Rabiallah was our driver and Abibullah our guard. The driver spoke English quite well, having worked for the UN mission in Afghanistan, the one that is now under siege; he even worked with the election committee for the previous elections. A good thing he no longer does as this is rather a dangerous form of employment these days.
The guard spoke no English. Thus, armed with two dictionaries we boarded our vehicle and set out for Bagh-i-Bala, a lovely small palace, white washed with a turquoise cupola, perched just below the Intercontinental hotel with views of the city. Steve had told us that in the 70s this was a popular restaurant destination. He did not join us, preferring to keep the lovely memories from then and instead anxious to get to Chicken Street after a forced absence of several days. The shop owners no doubt called him to say that they were open again.
Despite some attempts by the UN and USAID to fix up the grounds of Bagh-e-Bala it looks a bit neglected. You cannot take the car in and so we went on foot with Abibullah by our side, he practicing his English and we our Dari. It is a nice walk and clearly still a destination for some Kabulis, especially young boys and teenagers. A group of small boys followed us, giggling and wanting to practice their English on us, and we happily obliged. Older young men were sitting on carpeted platforms smoking the shisha, drinking tea and eating some form of dal, inviting us to join us.
It was all very peaceful and lovely with plastic chairs tucked away between the now tired looking roses in small seating areas for eating and drinking tea. Small stall sprinkled across the grounds sold cigarettes, rented out shishas and provided tea and snacks. Unfortunately the small palace itself was out of bounds, its gates padlocked. We were told for the holiday only. Such a shame, it would be the only time that many people could visit it.
After our walk we went to the Herat restaurant in Shar-e-Naw, famous for its shish kebab, cooked on long narrow braziers on the street right outside the entrance to the restaurant. We had kebabs, local yoghurt and limp fries followed by green tea sweetened by the toffees that were served along with the tea.
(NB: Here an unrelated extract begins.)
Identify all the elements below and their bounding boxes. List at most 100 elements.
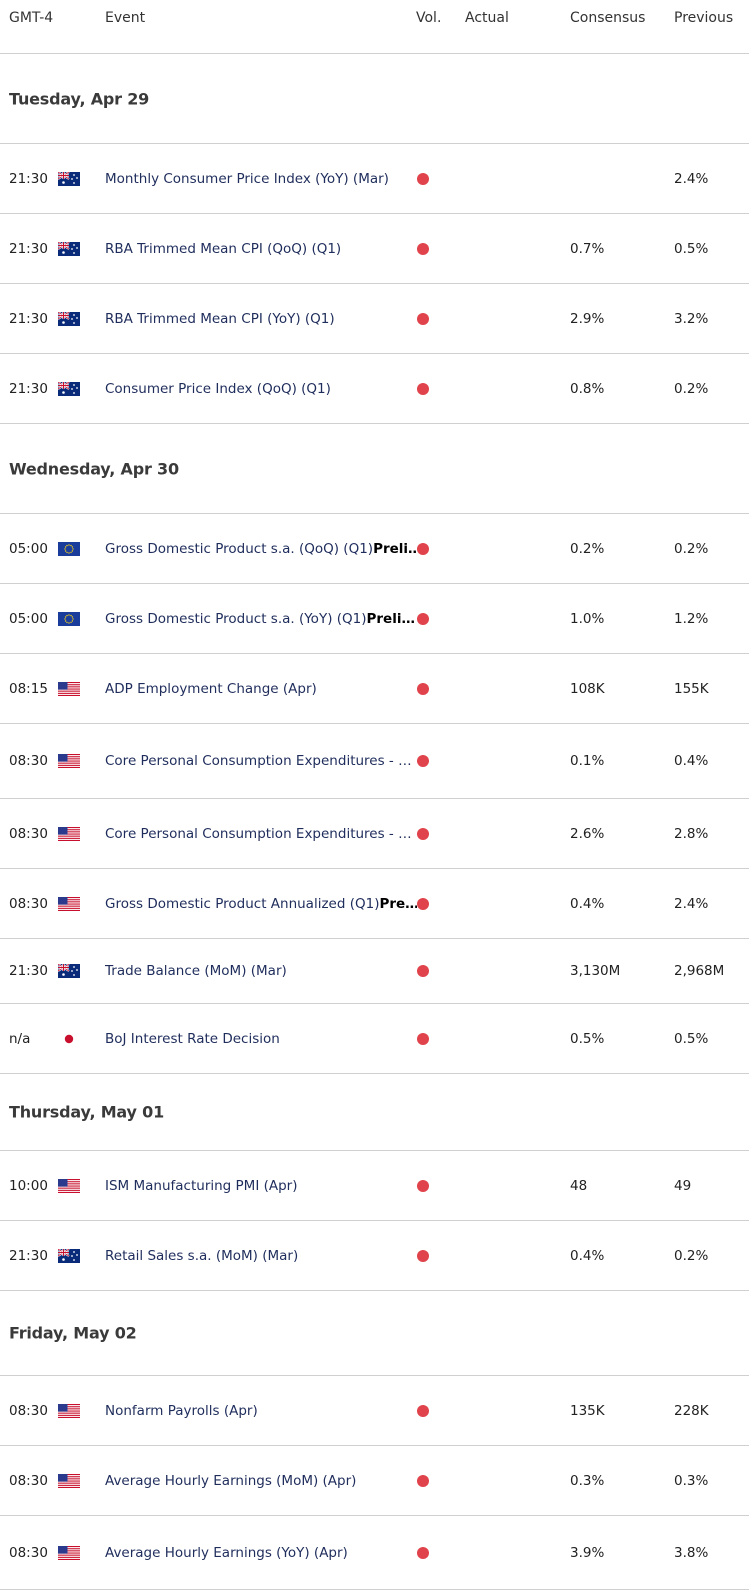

In the middle of our meal several SUVs stopped outside the restaurant and unloaded their passengers: about 35 warriors, some with Kalashnikovs, following their commander for an Eid meal in the same restaurant. I asked the driver whether we should be concerned about the enemies of these people but he told us not to worry and so we continued our meal while watching the exotic collection of men, quietly eating their holiday meal. The men were also stealthily watching us; we were each curiosities to each other.
On our way home we stocked up on fake beer and Italian coffee at one of the international supermarkets, to arrive at a house filled with diesel fumes. I remained nauseous for some time while we opened all the windows to let the cold air in and the fumes out. I am beginning to wonder whether we should switch to wood burning stoves.